Priya Kukreja, Co Editor In Chief

In 1963, Edward Lorenz made a presentation to the New York Academy of Sciences about a new theory: the butterfly effect. He was literally laughed out of the room. The theory stated that the flutter of a butterfly’s wing could create a tornado half-way across the world.
For many years, the butterfly effect was nothing more than an interesting myth. A silly science-fiction extrapolation. But in the mid 1990s, physics professors confirmed that the butterfly effect was accurate, viable, and worked every time.
They proved that small actions can have large effects.
As I reflect on the last four years of my time on The Hoofbeat, I realize that there are a few moments that have been defining of my who I am today. One stands out in particular.
At the peak of junior year, I was spending anywhere from 12-16 hours of my day at school, working on debate or newspaper or whatever I needed to get done. I call those times the dark days, not because they were sad or lonely, but because I would literally not see the sunlight from being trapped in the building all day long.
Still, there were few things that brought brightness into my days. One of those was Mike, our school custodian. I would always run into Mike late at night in random hallways. Our conversations were short, mostly small talk, but pleasant nonetheless. He never had anything less than a smile on his face and a positive attitude.
One day, when I was feeling especially dark days-ish, Mike came up to me with the most recent copy of The Hoofbeat. He told me that he read my column about the Oscars’ White Out, and he liked it. He continued to explain how he watched the Oscars live, and related every thought in my column about the lack of representation of people of color. He also mentioned that he had been reading my column since the start of the year.

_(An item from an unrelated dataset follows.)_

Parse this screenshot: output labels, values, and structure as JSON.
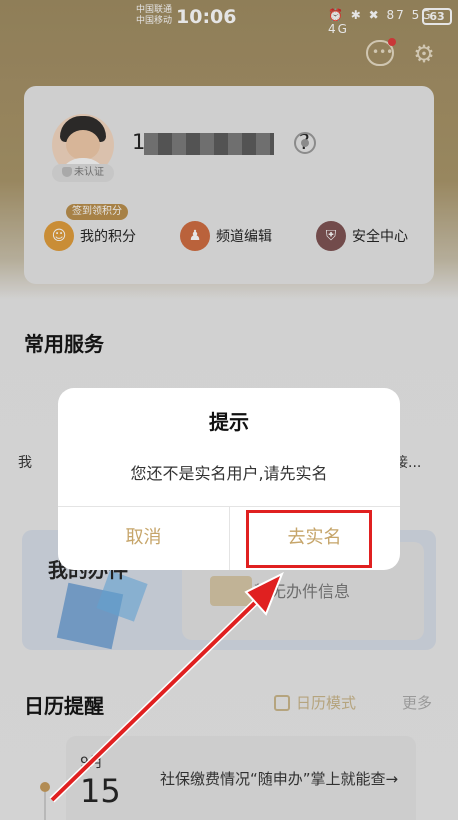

After three years of working on staff, I had heard too many times that ‘high school journalism doesn’t’ matter,” or that “no one actually reads the paper.”
But with just a few short words, Mike completely transformed my perspective on what it means to write powerfully. He reminded me why I started writing in the first place. Our short conversation revitalized my passion for the written word. I realized that if words can connect me with even one other person, they hold value that is unmatchable.
With a newfound confidence in journalism, I began pushing for stories that would address pressing issues in our community. Journalism became an outlet to explore new ideas and spur productive discourse.
But most importantly, through my lasting friendship with Mike, I learned the importance something that often goes undervalued: kindness. Simple, unwavering kindness. As I look back on my 17 short years of life, I am overwhelmed with gratitude for all the people who have impacted me without ever even knowing it. Mike’s comment to me set of a chain reaction in my life. He was the equivalent of a butterfly wing that revived my aspirations, proving yet again, that every single thing we do has the potential to cause a tornado.